Le tribunal a rejeté la réclamation présentée à ce titre en l’absence d’éléments justifiant l’existence d’un tel préjudice non retenu par l’expert judiciaire.

Mmes [G] et [I] [F] font valoir que l’expert judiciaire en a au contraire retenu l’existence, dans sa réponse au dire, du fait de la gêne fonctionnelle évoquée par M. [F] lors de l’expertise.

La Sa Pacifica conclut à la confirmation du jugement.

L’expert judiciaire n’a pas retenu l’existence d’un préjudice sexuel. Il n’a pas évoqué de doléance de M. [F] à ce titre. Dans sa réponse au dire de l’avocate de celui-ci du 24 octobre 2018, il a indiqué que ce dernier ne présentait pas d’atteinte à sa capacité de procréation et que la gêne fonctionnelle était incluse dans le déficit fonctionnel permanent.

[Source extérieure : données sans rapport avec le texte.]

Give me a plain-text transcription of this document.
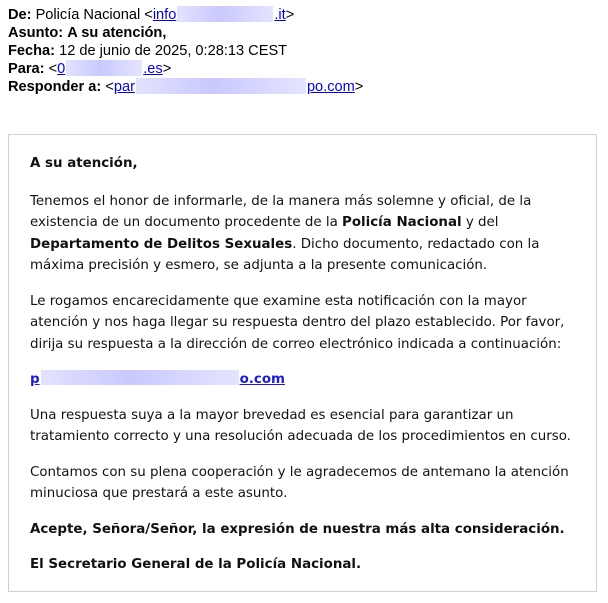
De: Policía Nacional <info	.it>
Asunto: A su atención,
Fecha: 12 de junio de 2025, 0:28:13 CEST
Para: <0	.es>
Responder a: <par	po.com>

A su atención,

Tenemos el honor de informarle, de la manera más solemne y oficial, de la existencia de un documento procedente de la Policía Nacional y del Departamento de Delitos Sexuales. Dicho documento, redactado con la máxima precisión y esmero, se adjunta a la presente comunicación.

Le rogamos encarecidamente que examine esta notificación con la mayor atención y nos haga llegar su respuesta dentro del plazo establecido. Por favor, dirija su respuesta a la dirección de correo electrónico indicada a continuación:

p	o.com

Una respuesta suya a la mayor brevedad es esencial para garantizar un tratamiento correcto y una resolución adecuada de los procedimientos en curso.

Contamos con su plena cooperación y le agradecemos de antemano la atención minuciosa que prestará a este asunto.

Acepte, Señora/Señor, la expresión de nuestra más alta consideración.

El Secretario General de la Policía Nacional.
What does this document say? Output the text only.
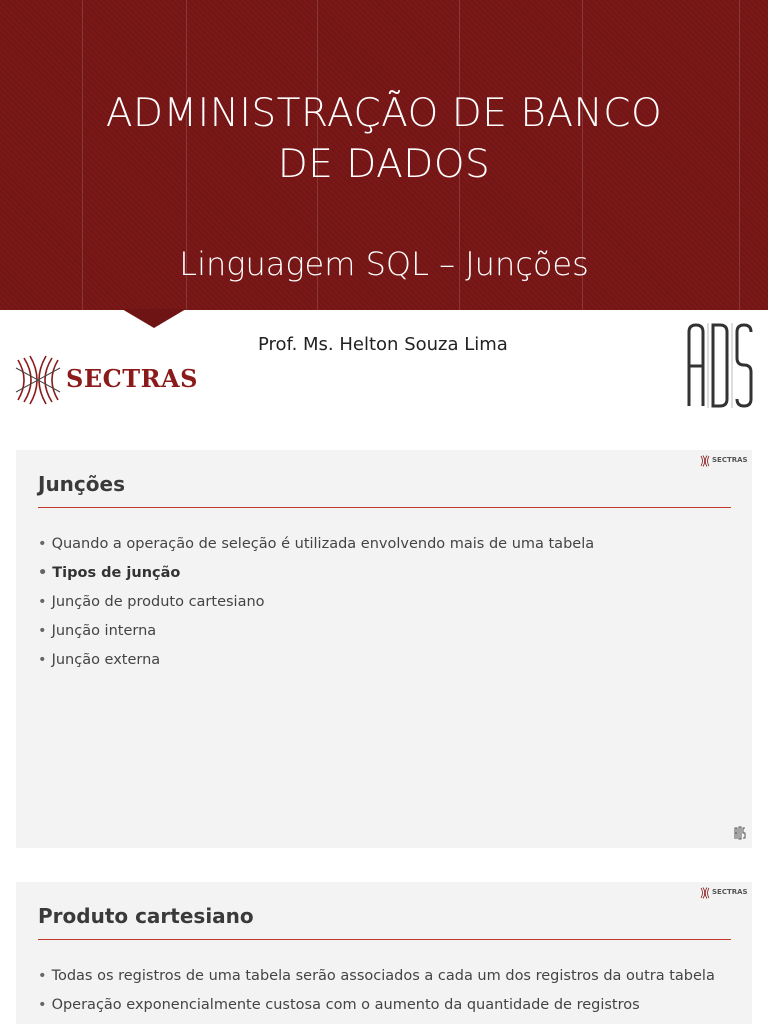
ADMINISTRAÇÃO DE BANCO
DE DADOS
Linguagem SQL – Junções
Prof. Ms. Helton Souza Lima
SECTRAS
SECTRAS
Junções
• Quando a operação de seleção é utilizada envolvendo mais de uma tabela
• Tipos de junção
• Junção de produto cartesiano
• Junção interna
• Junção externa
SECTRAS
Produto cartesiano
• Todas os registros de uma tabela serão associados a cada um dos registros da outra tabela
• Operação exponencialmente custosa com o aumento da quantidade de registros
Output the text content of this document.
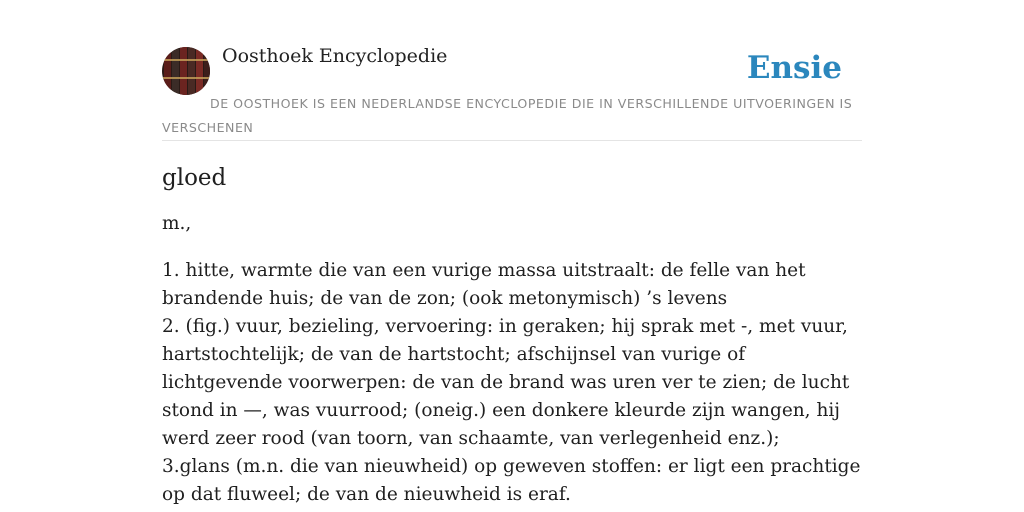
Oosthoek Encyclopedie	Ensie
DE OOSTHOEK IS EEN NEDERLANDSE ENCYCLOPEDIE DIE IN VERSCHILLENDE UITVOERINGEN IS VERSCHENEN
gloed

m.,

1. hitte, warmte die van een vurige massa uitstraalt: de felle van het brandende huis; de van de zon; (ook metonymisch) ’s levens
2. (fig.) vuur, bezieling, vervoering: in geraken; hij sprak met -, met vuur, hartstochtelijk; de van de hartstocht; afschijnsel van vurige of lichtgevende voorwerpen: de van de brand was uren ver te zien; de lucht stond in —, was vuurrood; (oneig.) een donkere kleurde zijn wangen, hij werd zeer rood (van toorn, van schaamte, van verlegenheid enz.);
3.glans (m.n. die van nieuwheid) op geweven stoffen: er ligt een prachtige op dat fluweel; de van de nieuwheid is eraf.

Les appelantes ne justifient pas de l’existence d’un préjudice sexuel distinct de

M. [F].

Cette demande est rejetée. Le jugement du tribunal ayant statué en ce sens sera confirmé.

* * *

En définitive, la Sa Pacifica sera condamnée à payer à Mmes [G] et [I] [F], ès qualités d’ayants droit de M. [F], la somme totale de 112 235,62 euros, n’incluant pas l’indemnisation des préjudices esthétiques temporaire et permanent, d’agrément, des souffrances endurées, et des frais de logement et de véhicule adaptés, arrêtée par le premier juge et qui n’a pas fait l’objet d’un appel, et après déduction de la provision de 30 000 euros versée par la Sa Pacifica.

Sur les préjudices de Mme [G] [F]

A- Les préjudices patrimoniaux : les frais divers

Le tribunal a indemnisé ce poste de préjudice conformément à l’offre de la Sa Pacifica égale à 3 800 euros, à défaut de pièces justificatives de la fréquence et du coût des trajets allégués.

Mme [G] [F] fait valoir que le tribunal, qui n’a pas tenu compte des pièces qu’elle a versées aux débats, a violé l’article 1353 du code civil, que le coût des trajets qu’elle a effectués doit être calculé sur la base du barème des indemnités kilométriques en vigueur au jour de la liquidation du préjudice.

La Sa Pacifica conclut à la confirmation du jugement, Mme [G] [F] ne produisant pas de nouveaux éléments en cause d’appel.

Les dépenses engagées par les proches de la victime, notamment pour lui rendre visite à l’hôpital, sont remboursées sur justificatifs.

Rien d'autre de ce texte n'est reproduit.